Whether you want to reinforce holes created in leather or simply decorate a piece of leather to use as a bracelet, choker, bookmark or scrapbook page embellishment, use metal eyelets to get the job done. Sold at scrapbooking, rubber stamping, sewing and craft shops, eyelets--and their larger, industrial-looking counterparts known as “grommets”--are available in an assortment of colors, finishes and shapes. Use a simple technique and the proper eyelet tools to securely affix the accents to the durable pieces of leather.

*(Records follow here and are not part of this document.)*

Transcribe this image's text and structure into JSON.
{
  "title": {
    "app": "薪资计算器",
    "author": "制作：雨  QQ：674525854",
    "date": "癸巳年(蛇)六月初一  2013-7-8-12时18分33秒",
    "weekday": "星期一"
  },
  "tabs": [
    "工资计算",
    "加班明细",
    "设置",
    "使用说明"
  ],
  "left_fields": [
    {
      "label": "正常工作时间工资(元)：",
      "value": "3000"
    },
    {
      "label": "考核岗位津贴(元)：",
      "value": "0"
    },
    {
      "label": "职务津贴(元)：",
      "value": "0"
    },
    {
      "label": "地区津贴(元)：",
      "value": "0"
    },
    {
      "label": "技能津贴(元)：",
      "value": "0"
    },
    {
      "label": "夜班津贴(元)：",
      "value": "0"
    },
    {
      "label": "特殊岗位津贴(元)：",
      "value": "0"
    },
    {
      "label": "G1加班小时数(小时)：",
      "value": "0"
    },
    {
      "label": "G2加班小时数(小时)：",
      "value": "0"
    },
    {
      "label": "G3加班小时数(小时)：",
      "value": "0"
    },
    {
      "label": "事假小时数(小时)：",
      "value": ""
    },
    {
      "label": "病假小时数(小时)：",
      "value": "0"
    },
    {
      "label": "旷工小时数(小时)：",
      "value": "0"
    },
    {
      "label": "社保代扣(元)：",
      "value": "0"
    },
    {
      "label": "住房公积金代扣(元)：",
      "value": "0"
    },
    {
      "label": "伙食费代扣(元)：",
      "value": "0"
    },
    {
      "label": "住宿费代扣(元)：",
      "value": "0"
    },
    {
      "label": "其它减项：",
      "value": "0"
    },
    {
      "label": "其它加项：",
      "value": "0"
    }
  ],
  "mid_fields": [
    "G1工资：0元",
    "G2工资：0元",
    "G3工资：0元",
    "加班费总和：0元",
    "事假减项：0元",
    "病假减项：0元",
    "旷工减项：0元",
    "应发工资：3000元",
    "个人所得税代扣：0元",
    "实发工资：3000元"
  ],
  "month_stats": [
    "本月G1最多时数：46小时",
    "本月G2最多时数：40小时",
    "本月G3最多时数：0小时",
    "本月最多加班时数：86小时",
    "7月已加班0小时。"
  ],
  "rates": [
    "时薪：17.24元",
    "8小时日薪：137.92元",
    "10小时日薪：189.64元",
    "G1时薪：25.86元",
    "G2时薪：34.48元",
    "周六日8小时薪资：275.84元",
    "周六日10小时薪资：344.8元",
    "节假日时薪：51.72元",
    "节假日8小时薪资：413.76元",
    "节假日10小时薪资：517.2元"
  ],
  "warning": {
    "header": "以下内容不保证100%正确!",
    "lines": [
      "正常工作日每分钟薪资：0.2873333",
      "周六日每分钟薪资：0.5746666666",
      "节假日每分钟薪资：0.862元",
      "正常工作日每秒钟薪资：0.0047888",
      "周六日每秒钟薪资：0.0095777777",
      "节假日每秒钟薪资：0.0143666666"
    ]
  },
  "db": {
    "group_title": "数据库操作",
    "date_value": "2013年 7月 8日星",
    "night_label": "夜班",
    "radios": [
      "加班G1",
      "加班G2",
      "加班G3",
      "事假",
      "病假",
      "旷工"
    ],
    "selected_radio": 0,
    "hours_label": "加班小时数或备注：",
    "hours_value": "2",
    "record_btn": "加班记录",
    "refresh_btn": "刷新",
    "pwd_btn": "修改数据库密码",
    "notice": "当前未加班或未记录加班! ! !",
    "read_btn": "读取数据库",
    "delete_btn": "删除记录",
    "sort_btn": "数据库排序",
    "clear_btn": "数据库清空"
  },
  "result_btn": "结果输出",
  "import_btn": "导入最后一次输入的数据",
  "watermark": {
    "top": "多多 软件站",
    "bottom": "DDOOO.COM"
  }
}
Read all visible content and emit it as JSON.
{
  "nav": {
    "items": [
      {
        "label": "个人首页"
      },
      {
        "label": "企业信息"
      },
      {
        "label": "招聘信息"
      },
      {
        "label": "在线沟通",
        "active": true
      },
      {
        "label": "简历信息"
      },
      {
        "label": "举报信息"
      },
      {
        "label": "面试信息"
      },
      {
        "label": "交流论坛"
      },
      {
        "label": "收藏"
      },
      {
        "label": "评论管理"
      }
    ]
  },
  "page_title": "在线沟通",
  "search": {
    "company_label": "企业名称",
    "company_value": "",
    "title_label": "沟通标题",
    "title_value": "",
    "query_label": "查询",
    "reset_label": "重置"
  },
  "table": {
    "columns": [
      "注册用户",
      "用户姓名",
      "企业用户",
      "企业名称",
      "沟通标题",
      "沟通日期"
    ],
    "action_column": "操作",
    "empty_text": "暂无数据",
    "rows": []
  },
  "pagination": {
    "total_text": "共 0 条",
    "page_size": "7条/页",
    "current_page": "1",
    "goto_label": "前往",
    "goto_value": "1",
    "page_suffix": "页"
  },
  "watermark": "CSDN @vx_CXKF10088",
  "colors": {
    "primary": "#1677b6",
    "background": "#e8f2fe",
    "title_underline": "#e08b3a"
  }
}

Cover a work table with a sheet of plastic or layers of old newspapers to protect the surface. Since you’ll be using a hammer, consider working on a solid surface such as the garage floor if your table isn’t sturdy.
Place the leather piece on a self-healing cutting mat sold at sewing, scrapbooking, craft and office supply stores. The mat will keep the cutting and setting tools from etching your work surface.
Grab an Anywhere Hole Punch or a hand-held hole punch that will create a hole that’s the same size as your eyelet. If you’re using 1/8-inch eyelets, for example, use an Anywhere Hole Punch or hand-held hole punch that will create a 1/8-inch hole. Determine which type of punch to use by the desired eyelet placement--if the hand-held punch won’t reach the desired spot, use the Anywhere Hole Punch instead.
Create the hole in the leather. If you’re using a hand-held hole punch, simply slip the leather between the jaws of the punch and squeeze the handles together. If you’re using the Anywhere Hole Punch, place the tip in the desired spot, hold the tool straight up and down and tap the back with a hammer to cut a hole in the leather.
Push the smaller, unfinished end of an eyelet through the front of the leather. Flip the leather over and ensure it’s still sitting atop the self-healing cutting mat.
Nestle the tip of an eyelet setter that matches the size of your eyelet in the center of the eyelet. Hit the end of the eyelet setter with a hammer to split and flatten the back of the eyelet. Flatten the eyelet completely by turning the leather over, covering the eyelet with a soft cloth and giving it a gentle tap with the hammer.
If you’re making an eyelet-embellished leather bracelet, for example, use eyelets shaped like hearts, stars, holiday trees or letters. Set the shaped eyelets by tapping the back with a hammer, but skip the step that requires you to tap the front of the eyelet with a hammer since this may disfigure the custom eyelet shape.
Do not let young children help you set metal eyelets. Not only can the small embellishments become choking hazards, but the Anywhere Hole Punch has sharp edges.